FORT ST. JOHN, B.C – Chief Financial Officer David Joy says Fort St. John has “room to maneuver” with increasing taxes for years to come while remaining one of the lowest compared to other B.C communities.

The CFO presented a report to council Monday forecasting an increase in taxes  “year after year for the years ahead” to combat upcoming challenges. Joy says municipal tax revenue hasn’t increased since 2016 while expenses have over three per cent per year.

If property assessments remain the same next year, an “automatic” 1.9 per cent increase will be required to replenish contingencies and reserves used during the COVID-19 pandemic.

“As noted with the presentation of the 2021 operating budget and with the report to Council on the 2020 year-end operating results analysis, the city faces further budget challenges for 2022,” says the report.

The city will also continue transitioning fire service revenue into its capital reserves, such as the Site C agreement.

Next year’s increase does not include inflationary increases in HR costs and other expenses.

“As always, administration will look to generate additional non-tax revenue and reduce expenses wherever possible,’ says Joy in the report.

For two years in a row, the administration has focused on reducing the annual operating surpluses from 7.54 per cent to less than 1 per cent, says the report.

“Technically, Council can rest assured that revenues have not been understated nor have expenses been overstated in the development of its operating budgets,” says the report.

A chart in Joy’s report shows taxes collected from an average home in Fort St. John is lower than other communities in northern B.C.

After receiving public criticism for the tax hike, Joy says it’s important for the city to put everything into perspective.

“The numbers come straight from the province,” notes Joy during council.

Fort St. John ranks ninth lowest out of ten communities in the north, 19th out of 21 municipalities with a similar house value, and 20th out of 21 communities across B.C with a similar population.

The city is the third-highest compared to 7 municipalities in the Peace River Regional District

“We should recognize that we are very much a regional hub for the surrounding area,’ states Joy’s report.

The city also has the lowest taxes compared to eight other resource communities in the province.

“However, the analysis of Fort St.

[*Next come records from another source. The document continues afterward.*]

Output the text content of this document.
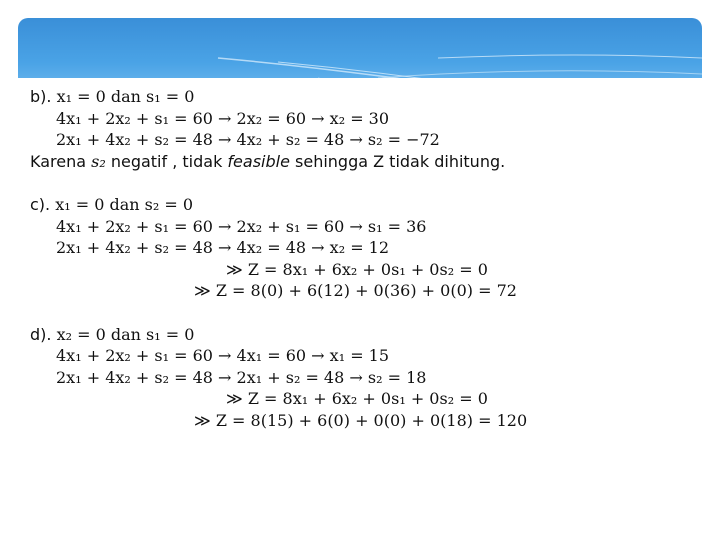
b). x₁ = 0 dan s₁ = 0
4x₁ + 2x₂ + s₁ = 60 → 2x₂ = 60 → x₂ = 30
2x₁ + 4x₂ + s₂ = 48 → 4x₂ + s₂ = 48 → s₂ = −72
Karena s₂ negatif , tidak feasible sehingga Z tidak dihitung.
c). x₁ = 0 dan s₂ = 0
4x₁ + 2x₂ + s₁ = 60 → 2x₂ + s₁ = 60 → s₁ = 36
2x₁ + 4x₂ + s₂ = 48 → 4x₂ = 48 → x₂ = 12
≫ Z = 8x₁ + 6x₂ + 0s₁ + 0s₂ = 0
≫ Z = 8(0) + 6(12) + 0(36) + 0(0) = 72
d). x₂ = 0 dan s₁ = 0
4x₁ + 2x₂ + s₁ = 60 → 4x₁ = 60 → x₁ = 15
2x₁ + 4x₂ + s₂ = 48 → 2x₁ + s₂ = 48 → s₂ = 18
≫ Z = 8x₁ + 6x₂ + 0s₁ + 0s₂ = 0
≫ Z = 8(15) + 6(0) + 0(0) + 0(18) = 120
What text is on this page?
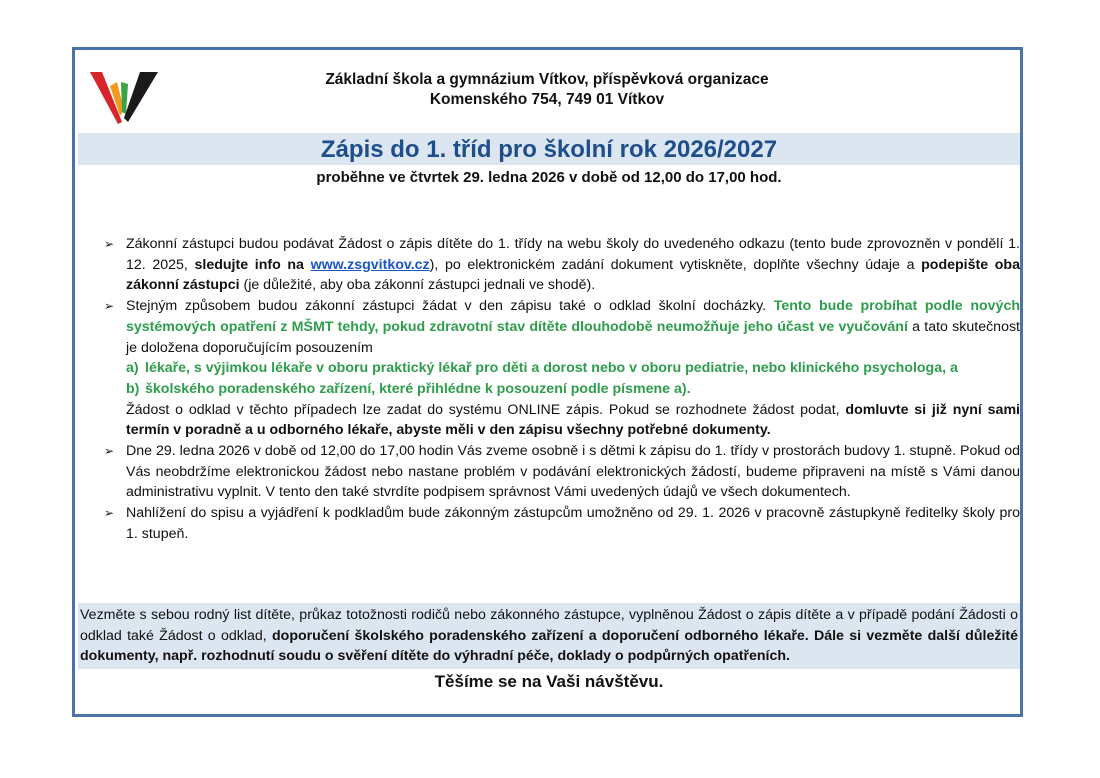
Základní škola a gymnázium Vítkov, příspěvková organizace
Komenského 754, 749 01 Vítkov
Zápis do 1. tříd pro školní rok 2026/2027
proběhne ve čtvrtek 29. ledna 2026 v době od 12,00 do 17,00 hod.
➢ Zákonní zástupci budou podávat Žádost o zápis dítěte do 1. třídy na webu školy do uvedeného odkazu (tento bude zprovozněn v pondělí 1. 12. 2025, sledujte info na www.zsgvitkov.cz), po elektronickém zadání dokument vytiskněte, doplňte všechny údaje a podepište oba zákonní zástupci (je důležité, aby oba zákonní zástupci jednali ve shodě).
➢ Stejným způsobem budou zákonní zástupci žádat v den zápisu také o odklad školní docházky. Tento bude probíhat podle nových systémových opatření z MŠMT tehdy, pokud zdravotní stav dítěte dlouhodobě neumožňuje jeho účast ve vyučování a tato skutečnost je doložena doporučujícím posouzením
a) lékaře, s výjimkou lékaře v oboru praktický lékař pro děti a dorost nebo v oboru pediatrie, nebo klinického psychologa, a
b) školského poradenského zařízení, které přihlédne k posouzení podle písmene a).
Žádost o odklad v těchto případech lze zadat do systému ONLINE zápis. Pokud se rozhodnete žádost podat, domluvte si již nyní sami termín v poradně a u odborného lékaře, abyste měli v den zápisu všechny potřebné dokumenty.
➢ Dne 29. ledna 2026 v době od 12,00 do 17,00 hodin Vás zveme osobně i s dětmi k zápisu do 1. třídy v prostorách budovy 1. stupně. Pokud od Vás neobdržíme elektronickou žádost nebo nastane problém v podávání elektronických žádostí, budeme připraveni na místě s Vámi danou administrativu vyplnit. V tento den také stvrdíte podpisem správnost Vámi uvedených údajů ve všech dokumentech.
➢ Nahlížení do spisu a vyjádření k podkladům bude zákonným zástupcům umožněno od 29. 1. 2026 v pracovně zástupkyně ředitelky školy pro 1. stupeň.
Vezměte s sebou rodný list dítěte, průkaz totožnosti rodičů nebo zákonného zástupce, vyplněnou Žádost o zápis dítěte a v případě podání Žádosti o odklad také Žádost o odklad, doporučení školského poradenského zařízení a doporučení odborného lékaře. Dále si vezměte další důležité dokumenty, např. rozhodnutí soudu o svěření dítěte do výhradní péče, doklady o podpůrných opatřeních.
Těšíme se na Vaši návštěvu.
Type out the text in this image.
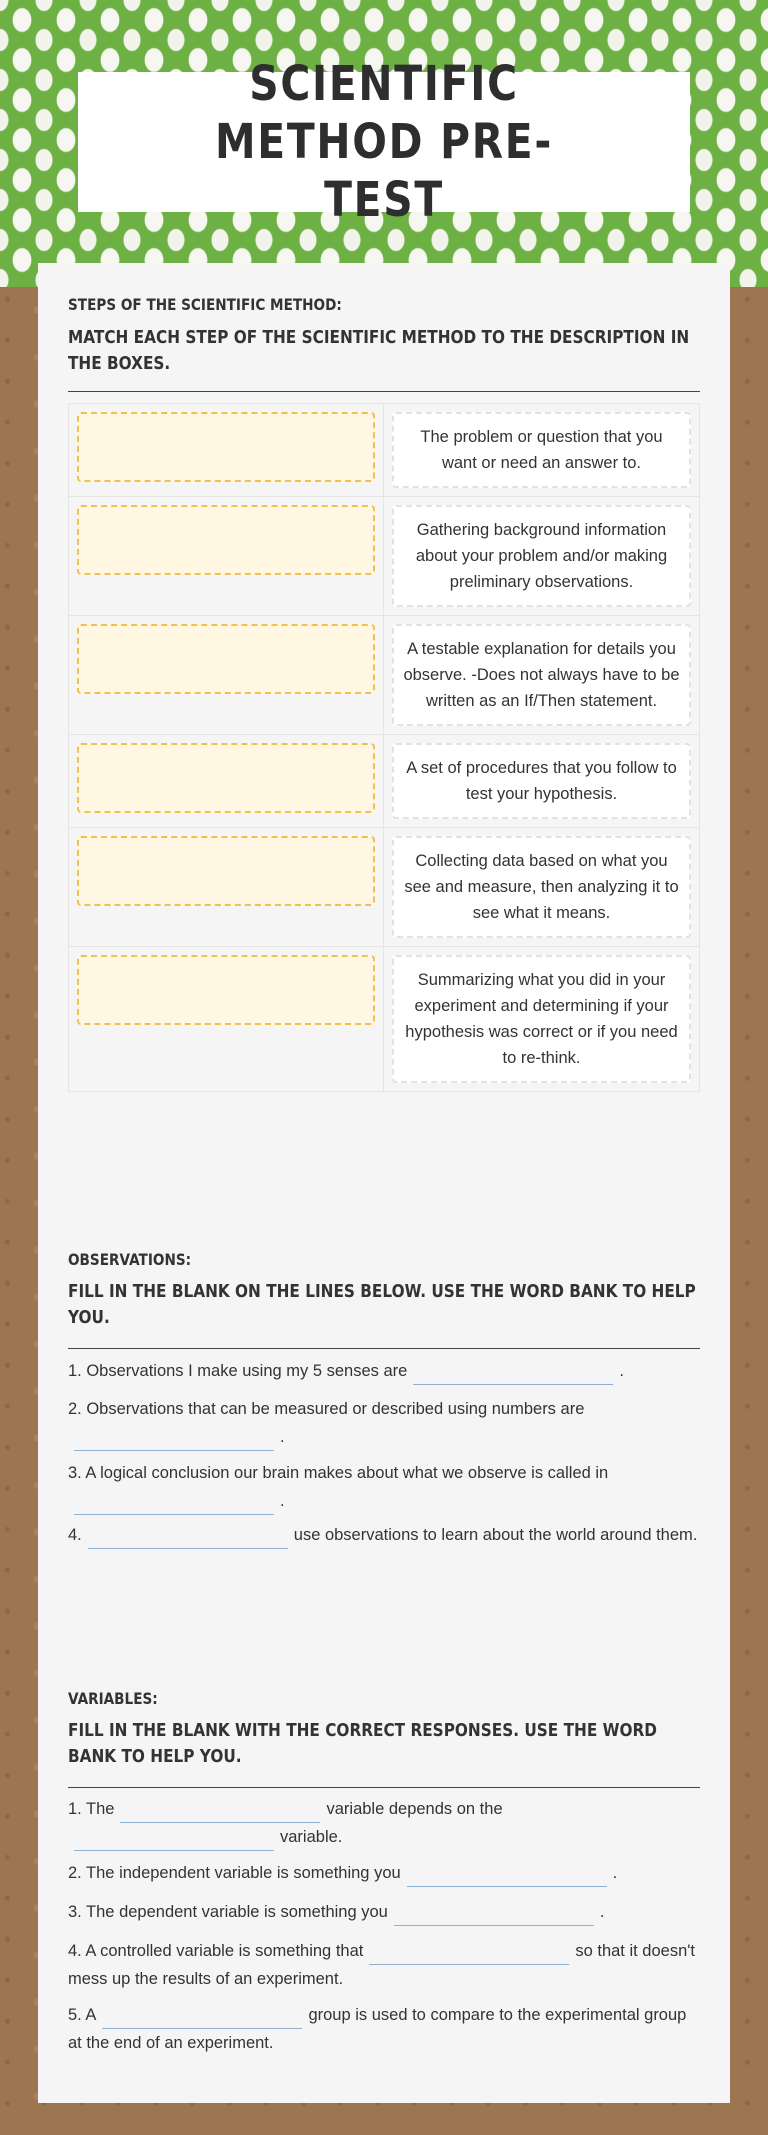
SCIENTIFIC METHOD PRE-TEST
STEPS OF THE SCIENTIFIC METHOD:
MATCH EACH STEP OF THE SCIENTIFIC METHOD TO THE DESCRIPTION IN THE BOXES.
The problem or question that you want or need an answer to.
Gathering background information about your problem and/or making preliminary observations.
A testable explanation for details you observe. -Does not always have to be written as an If/Then statement.
A set of procedures that you follow to test your hypothesis.
Collecting data based on what you see and measure, then analyzing it to see what it means.
Summarizing what you did in your experiment and determining if your hypothesis was correct or if you need to re-think.
OBSERVATIONS:
FILL IN THE BLANK ON THE LINES BELOW. USE THE WORD BANK TO HELP YOU.
1. Observations I make using my 5 senses are	.
2. Observations that can be measured or described using numbers are
.
3. A logical conclusion our brain makes about what we observe is called in
.
4.	use observations to learn about the world around them.
VARIABLES:
FILL IN THE BLANK WITH THE CORRECT RESPONSES. USE THE WORD BANK TO HELP YOU.
1. The	variable depends on the
variable.
2. The independent variable is something you	.
3. The dependent variable is something you	.
4. A controlled variable is something that	so that it doesn't mess up the results of an experiment.
5. A	group is used to compare to the experimental group at the end of an experiment.
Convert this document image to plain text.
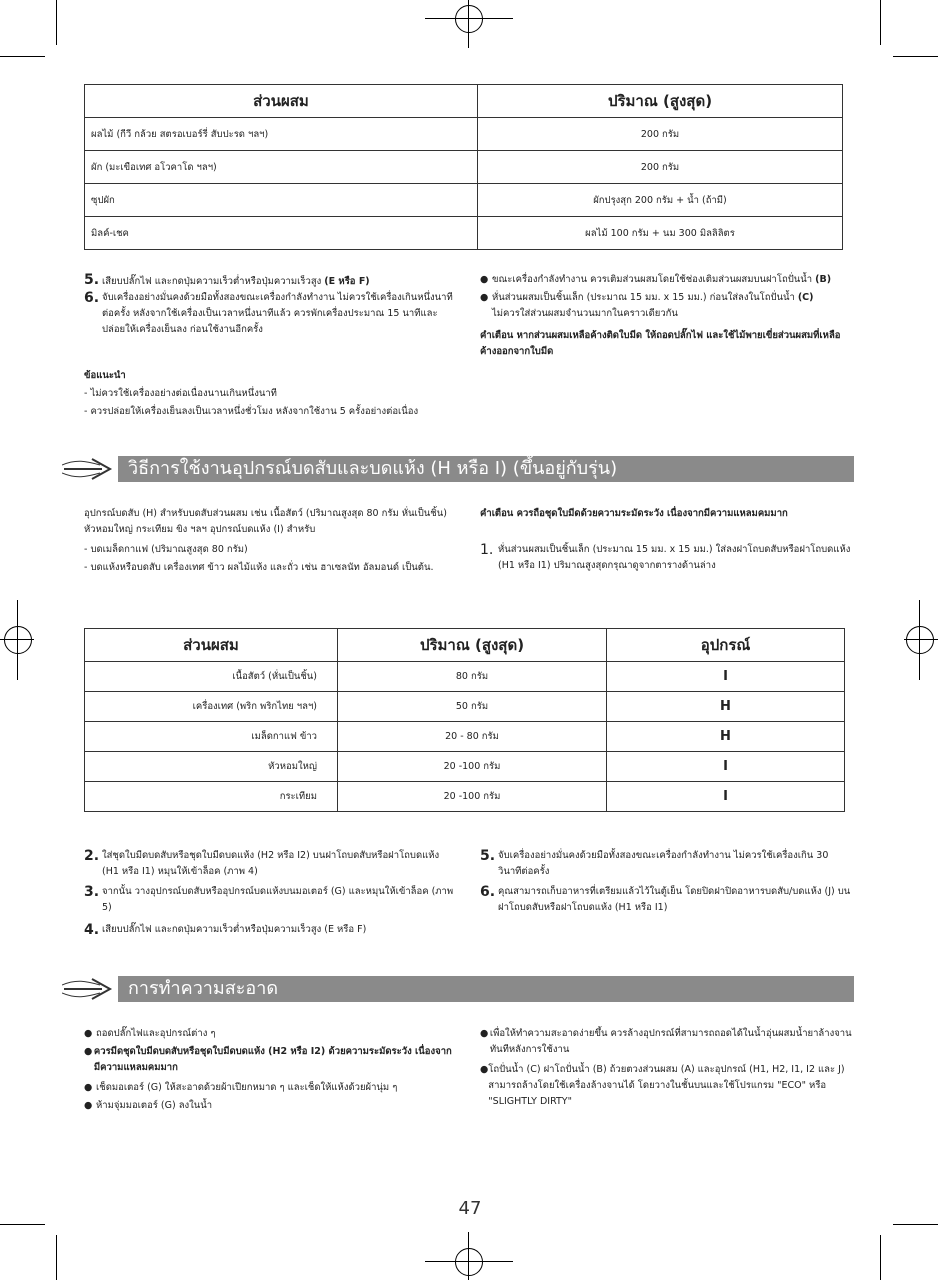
ส่วนผสม	ปริมาณ (สูงสุด)
ผลไม้ (กีวี กล้วย สตรอเบอร์รี่ สับปะรด ฯลฯ)	200 กรัม
ผัก (มะเขือเทศ อโวคาโด ฯลฯ)	200 กรัม
ซุปผัก	ผักปรุงสุก 200 กรัม + น้ำ (ถ้ามี)
มิลค์-เชค	ผลไม้ 100 กรัม + นม 300 มิลลิลิตร
5. เสียบปลั๊กไฟ และกดปุ่มความเร็วต่ำหรือปุ่มความเร็วสูง (E หรือ F)
6. จับเครื่องอย่างมั่นคงด้วยมือทั้งสองขณะเครื่องกำลังทำงาน ไม่ควรใช้เครื่องเกินหนึ่งนาทีต่อครั้ง หลังจากใช้เครื่องเป็นเวลาหนึ่งนาทีแล้ว ควรพักเครื่องประมาณ 15 นาทีและปล่อยให้เครื่องเย็นลง ก่อนใช้งานอีกครั้ง
ข้อแนะนำ
- ไม่ควรใช้เครื่องอย่างต่อเนื่องนานเกินหนึ่งนาที
- ควรปล่อยให้เครื่องเย็นลงเป็นเวลาหนึ่งชั่วโมง หลังจากใช้งาน 5 ครั้งอย่างต่อเนื่อง
● ขณะเครื่องกำลังทำงาน ควรเติมส่วนผสมโดยใช้ช่องเติมส่วนผสมบนฝาโถปั่นน้ำ (B)
● หั่นส่วนผสมเป็นชิ้นเล็ก (ประมาณ 15 มม. x 15 มม.) ก่อนใส่ลงในโถปั่นน้ำ (C)
ไม่ควรใส่ส่วนผสมจำนวนมากในคราวเดียวกัน
คำเตือน หากส่วนผสมเหลือค้างติดใบมีด ให้ถอดปลั๊กไฟ และใช้ไม้พายเขี่ยส่วนผสมที่เหลือค้างออกจากใบมีด
วิธีการใช้งานอุปกรณ์บดสับและบดแห้ง (H หรือ I) (ขึ้นอยู่กับรุ่น)
อุปกรณ์บดสับ (H) สำหรับบดสับส่วนผสม เช่น เนื้อสัตว์ (ปริมาณสูงสุด 80 กรัม หั่นเป็นชิ้น) หัวหอมใหญ่ กระเทียม ขิง ฯลฯ อุปกรณ์บดแห้ง (I) สำหรับ
- บดเมล็ดกาแฟ (ปริมาณสูงสุด 80 กรัม)
- บดแห้งหรือบดสับ เครื่องเทศ ข้าว ผลไม้แห้ง และถั่ว เช่น ฮาเซลนัท อัลมอนด์ เป็นต้น.
คำเตือน ควรถือชุดใบมีดด้วยความระมัดระวัง เนื่องจากมีความแหลมคมมาก
1. หั่นส่วนผสมเป็นชิ้นเล็ก (ประมาณ 15 มม. x 15 มม.) ใส่ลงฝาโถบดสับหรือฝาโถบดแห้ง (H1 หรือ I1) ปริมาณสูงสุดกรุณาดูจากตารางด้านล่าง
ส่วนผสม	ปริมาณ (สูงสุด)	อุปกรณ์
เนื้อสัตว์ (หั่นเป็นชิ้น)	80 กรัม	I
เครื่องเทศ (พริก พริกไทย ฯลฯ)	50 กรัม	H
เมล็ดกาแฟ ข้าว	20 - 80 กรัม	H
หัวหอมใหญ่	20 -100 กรัม	I
กระเทียม	20 -100 กรัม	I
2. ใส่ชุดใบมีดบดสับหรือชุดใบมีดบดแห้ง (H2 หรือ I2) บนฝาโถบดสับหรือฝาโถบดแห้ง (H1 หรือ I1) หมุนให้เข้าล็อค (ภาพ 4)
3. จากนั้น วางอุปกรณ์บดสับหรืออุปกรณ์บดแห้งบนมอเตอร์ (G) และหมุนให้เข้าล็อค (ภาพ 5)
4. เสียบปลั๊กไฟ และกดปุ่มความเร็วต่ำหรือปุ่มความเร็วสูง (E หรือ F)
5. จับเครื่องอย่างมั่นคงด้วยมือทั้งสองขณะเครื่องกำลังทำงาน ไม่ควรใช้เครื่องเกิน 30 วินาทีต่อครั้ง
6. คุณสามารถเก็บอาหารที่เตรียมแล้วไว้ในตู้เย็น โดยปิดฝาปิดอาหารบดสับ/บดแห้ง (J) บนฝาโถบดสับหรือฝาโถบดแห้ง (H1 หรือ I1)
การทำความสะอาด
● ถอดปลั๊กไฟและอุปกรณ์ต่าง ๆ
● ควรมีดชุดใบมีดบดสับหรือชุดใบมีดบดแห้ง (H2 หรือ I2) ด้วยความระมัดระวัง เนื่องจากมีความแหลมคมมาก
● เช็ดมอเตอร์ (G) ให้สะอาดด้วยผ้าเปียกหมาด ๆ และเช็ดให้แห้งด้วยผ้านุ่ม ๆ
● ห้ามจุ่มมอเตอร์ (G) ลงในน้ำ
● เพื่อให้ทำความสะอาดง่ายขึ้น ควรล้างอุปกรณ์ที่สามารถถอดได้ในน้ำอุ่นผสมน้ำยาล้างจานทันทีหลังการใช้งาน
● โถปั่นน้ำ (C) ฝาโถปั่นน้ำ (B) ถ้วยตวงส่วนผสม (A) และอุปกรณ์ (H1, H2, I1, I2 และ J) สามารถล้างโดยใช้เครื่องล้างจานได้ โดยวางในชั้นบนและใช้โปรแกรม "ECO" หรือ "SLIGHTLY DIRTY"
47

John’s municipal tax revenue, when ‘sliced and diced’ different ways, is a testament of the City’s competitiveness when compared to other municipalities in BC,” says the report.

Council commends Joy’s report for delivering a better understanding of the tax increase and showing where the city stands compared to other municipalities in the province.

Homeowners will see a 2.5 per cent rise in taxes this year, around $38 for the average house, to assist in balancing the city’s $3.6 million deficit.

Recreational and non-profit taxes will increase by $124, commercial taxes will see a $293 jump, light industry will go up by $683, and major industry pays slightly over $9,150 more.

“There is never a good time to increase tax revenue, and there was some public criticism when we increased tax revenue for the first time in 5 years.”

The final reading of the 2021 tax rates bylaw was approved after Joy’s report was presented to council on May 10th.